Fed Official Sends Hawkish Signal, Sees Policy Becoming ‘More Aggressive Rather Than Less’ to Tame Inflation
President of the Federal Reserve Bank of St. Louis James Bullard speaks during an interview with AFP in Washington, D.C., on Aug. 6, 2019. (Photo by Alastair Pike/AFP via Getty Images)
Naveen Athrappully
11/29/2022
Updated:
11/29/2022
0:00

Jim Bullard, president of the Federal Reserve Bank of St. Louis, has dismissed the possibility of the central bank easing its policy-tightening stance, warning that it might instead become even more aggressive.

“Markets are underpricing the risk that the FOMC [Federal Open Market Committee] will have to be more aggressive rather than less aggressive in order to contain the very substantial inflation that we have in the U.S.,” Bullard said in an interview with MarketWatch on Nov. 28. He believes the Fed might stop after rates top 5 percent and that it may “probably have to stay there” for 2023 and 2024.

The federal funds rate was only 0.25 percent at the beginning of the year, which has since been pushed up to 3.75–4.0 percent in November. Borrowing costs are now at their highest level since 2008.

In the interview, Bullard dismissed the idea of the Fed abandoning its inflation target of 2 percent, warning that it would be a “completely terrible idea for this environment.”

Such a decision would unleash “global chaos” with regard to inflation and take the country “almost certainly to the 1970s’ kind of chaos.”

The 12-month Consumer Price Index (CPI), a measure of annual inflation, was at 7.7 percent in October. Annual CPI has remained at or above 7.5 percent for every single month this year. Comparatively, in January 2021, the 12-month inflation rate was only 1.4 percent.

Restrictive Policy

Bullard said that the Fed policy rate needs to reach the bottom end of the 5.0–7.0 percent range to be sufficiently restrictive of inflation.

“The fact that the labor market is so strong gives us license to pursue our disinflationary strategy now and try to get the inflation under control now,” he said. “So we don’t replay the 1970s, where the FOMC at that time took 15 years to get inflation under control.”
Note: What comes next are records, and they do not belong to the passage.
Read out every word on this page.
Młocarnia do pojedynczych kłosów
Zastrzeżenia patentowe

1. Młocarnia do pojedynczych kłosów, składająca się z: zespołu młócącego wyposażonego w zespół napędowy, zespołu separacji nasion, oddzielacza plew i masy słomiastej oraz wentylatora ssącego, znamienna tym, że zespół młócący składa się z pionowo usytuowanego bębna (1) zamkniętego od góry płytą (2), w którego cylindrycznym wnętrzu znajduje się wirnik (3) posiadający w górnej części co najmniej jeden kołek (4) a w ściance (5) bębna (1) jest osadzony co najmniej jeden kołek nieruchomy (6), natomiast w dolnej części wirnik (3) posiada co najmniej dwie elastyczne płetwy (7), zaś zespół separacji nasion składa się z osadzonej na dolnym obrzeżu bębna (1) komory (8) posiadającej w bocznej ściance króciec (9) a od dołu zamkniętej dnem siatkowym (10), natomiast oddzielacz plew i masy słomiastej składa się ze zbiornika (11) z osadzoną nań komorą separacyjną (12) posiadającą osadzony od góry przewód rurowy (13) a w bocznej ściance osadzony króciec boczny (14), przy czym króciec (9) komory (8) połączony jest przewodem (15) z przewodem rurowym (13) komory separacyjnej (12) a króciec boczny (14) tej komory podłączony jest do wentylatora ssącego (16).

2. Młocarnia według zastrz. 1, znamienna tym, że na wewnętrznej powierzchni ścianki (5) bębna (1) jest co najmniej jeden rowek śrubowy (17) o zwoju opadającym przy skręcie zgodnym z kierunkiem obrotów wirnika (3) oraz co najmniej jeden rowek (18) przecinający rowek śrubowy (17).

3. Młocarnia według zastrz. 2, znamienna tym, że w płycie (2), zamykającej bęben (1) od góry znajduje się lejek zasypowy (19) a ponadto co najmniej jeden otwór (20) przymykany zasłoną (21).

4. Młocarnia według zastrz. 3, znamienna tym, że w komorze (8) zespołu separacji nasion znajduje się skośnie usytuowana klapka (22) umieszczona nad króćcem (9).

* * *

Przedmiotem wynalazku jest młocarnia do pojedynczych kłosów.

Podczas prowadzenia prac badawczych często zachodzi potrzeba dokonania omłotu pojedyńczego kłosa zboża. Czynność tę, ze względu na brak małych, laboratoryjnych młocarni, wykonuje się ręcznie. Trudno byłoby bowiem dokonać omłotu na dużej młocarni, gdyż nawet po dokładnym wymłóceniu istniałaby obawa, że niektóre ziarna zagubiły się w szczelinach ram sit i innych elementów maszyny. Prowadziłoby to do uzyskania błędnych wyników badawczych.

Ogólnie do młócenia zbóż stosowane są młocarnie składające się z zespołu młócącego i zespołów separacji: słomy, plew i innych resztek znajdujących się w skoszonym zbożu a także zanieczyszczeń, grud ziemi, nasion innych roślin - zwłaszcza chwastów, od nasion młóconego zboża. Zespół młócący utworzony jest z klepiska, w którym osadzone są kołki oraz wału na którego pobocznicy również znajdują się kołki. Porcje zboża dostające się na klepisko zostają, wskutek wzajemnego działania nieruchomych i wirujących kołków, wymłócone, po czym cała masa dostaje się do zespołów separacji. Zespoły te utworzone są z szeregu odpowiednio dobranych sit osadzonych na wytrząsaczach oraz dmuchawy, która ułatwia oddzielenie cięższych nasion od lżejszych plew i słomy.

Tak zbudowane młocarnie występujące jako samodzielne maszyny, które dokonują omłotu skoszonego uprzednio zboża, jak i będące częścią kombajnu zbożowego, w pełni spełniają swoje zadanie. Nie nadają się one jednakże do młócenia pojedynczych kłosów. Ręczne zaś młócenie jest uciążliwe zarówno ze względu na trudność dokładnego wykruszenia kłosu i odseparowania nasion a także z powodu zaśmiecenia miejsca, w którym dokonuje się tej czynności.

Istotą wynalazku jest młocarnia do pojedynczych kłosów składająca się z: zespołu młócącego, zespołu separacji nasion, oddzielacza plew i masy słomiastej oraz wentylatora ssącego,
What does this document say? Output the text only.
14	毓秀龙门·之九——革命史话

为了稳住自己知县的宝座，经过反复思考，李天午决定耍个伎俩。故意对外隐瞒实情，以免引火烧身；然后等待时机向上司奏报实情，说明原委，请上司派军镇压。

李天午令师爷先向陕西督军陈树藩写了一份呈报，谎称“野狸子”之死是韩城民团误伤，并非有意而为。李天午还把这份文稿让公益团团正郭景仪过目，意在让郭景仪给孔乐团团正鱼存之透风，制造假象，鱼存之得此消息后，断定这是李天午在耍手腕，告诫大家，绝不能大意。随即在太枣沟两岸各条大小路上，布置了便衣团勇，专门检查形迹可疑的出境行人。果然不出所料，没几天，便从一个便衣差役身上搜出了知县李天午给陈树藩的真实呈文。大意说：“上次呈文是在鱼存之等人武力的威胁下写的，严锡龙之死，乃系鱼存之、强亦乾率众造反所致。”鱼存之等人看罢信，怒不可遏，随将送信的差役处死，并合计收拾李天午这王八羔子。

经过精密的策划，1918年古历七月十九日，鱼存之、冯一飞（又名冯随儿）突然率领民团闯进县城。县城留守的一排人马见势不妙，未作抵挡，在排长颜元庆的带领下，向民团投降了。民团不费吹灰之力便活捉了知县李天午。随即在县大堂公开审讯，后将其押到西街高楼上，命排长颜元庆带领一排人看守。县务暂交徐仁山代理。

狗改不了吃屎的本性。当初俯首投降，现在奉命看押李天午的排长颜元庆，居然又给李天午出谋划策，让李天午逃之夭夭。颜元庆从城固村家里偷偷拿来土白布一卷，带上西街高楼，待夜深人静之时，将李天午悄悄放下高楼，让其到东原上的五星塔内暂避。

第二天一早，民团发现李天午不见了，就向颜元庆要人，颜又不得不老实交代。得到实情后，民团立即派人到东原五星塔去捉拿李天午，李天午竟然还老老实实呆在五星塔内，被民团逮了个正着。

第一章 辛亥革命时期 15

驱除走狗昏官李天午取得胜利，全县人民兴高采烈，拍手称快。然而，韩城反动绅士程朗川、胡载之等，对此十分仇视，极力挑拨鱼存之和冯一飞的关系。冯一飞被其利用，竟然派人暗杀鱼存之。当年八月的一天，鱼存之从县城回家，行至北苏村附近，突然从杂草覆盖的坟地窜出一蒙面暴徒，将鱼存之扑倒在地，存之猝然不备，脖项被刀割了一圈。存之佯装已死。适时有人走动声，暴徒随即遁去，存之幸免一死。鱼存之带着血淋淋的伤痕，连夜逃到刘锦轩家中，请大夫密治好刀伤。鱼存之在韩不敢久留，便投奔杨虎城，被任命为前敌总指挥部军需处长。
Admitting that recession is not inevitable, the Fed official said he is expecting the American economy to see below-trend GDP growth in 2023.

Minutes from this month’s FOMC policy meeting had shown that the Fed does not think inflation pressures are easing.

Participants pointed out that inflation risks are still “skewed to the upside” and that a persistent reduction in inflation might require a “greater-than-assumed amount of tightening in financial conditions.”

The October 2022 Survey of Consumer Expectations by the Federal Reserve Bank of New York had shown that inflation expectations among Americans have risen for the short, medium, and long terms. Meanwhile, unemployment expectations hit their highest level since April 2020.